In this prospective, open-label, multicenter trial, patients who have sustained cancer pain with other analgesics were enrolled. After the baseline evaluation (visit 1), OROS hydromorphone was administered. Two evaluations (visits 2 and 3) were made: 29 ± 7 and 57 ± 7 days later, respectively. The primary end point was the pain intensity difference (PID) at visit 3 relative to visit 1 (expressed as percent PID).

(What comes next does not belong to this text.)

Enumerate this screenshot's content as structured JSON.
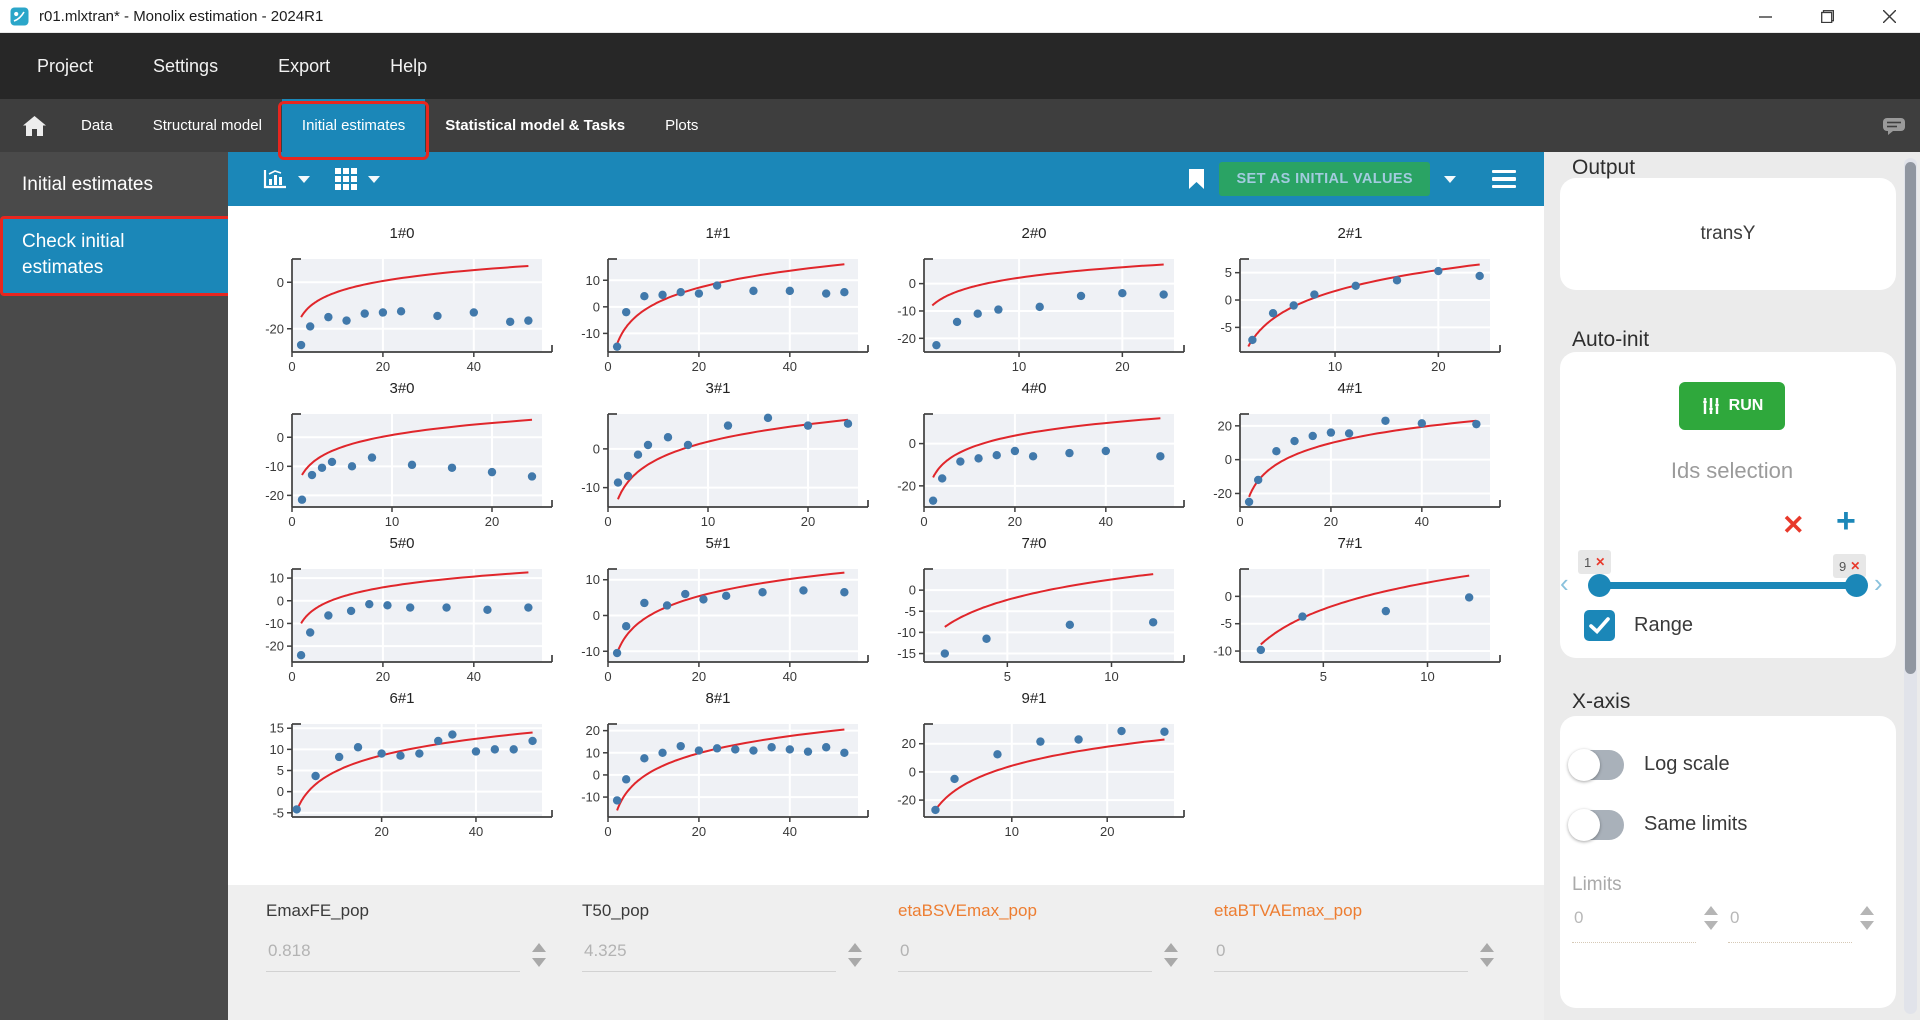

In total, 879 patients were screened and 432 completed all three visits. Of the 874 full analysis set patients, 343 (39.2 %) improved by more than 30 % PID. Of the 432 per-protocol patients, 282 (65.3 %) improved by more than 30 % PID. At visits 2 and 3, the degree of sleep disturbance, the number of awakenings, and the degree of sleep satisfaction were significantly better than at visit 1 (all P < 0.0001 for both visit 1–visit 2 and visit 1–visit 3). However, this pain relief was not associated with improved quality of life (P = 0.326 and P = 0.055 for visit 1–visit 2 and visit 1–visit 3, respectively).


This study suggested that active pain management using the strong opioid OROS hydromorphone was beneficial in the management of cancer pain that was not controlled by other analgesics.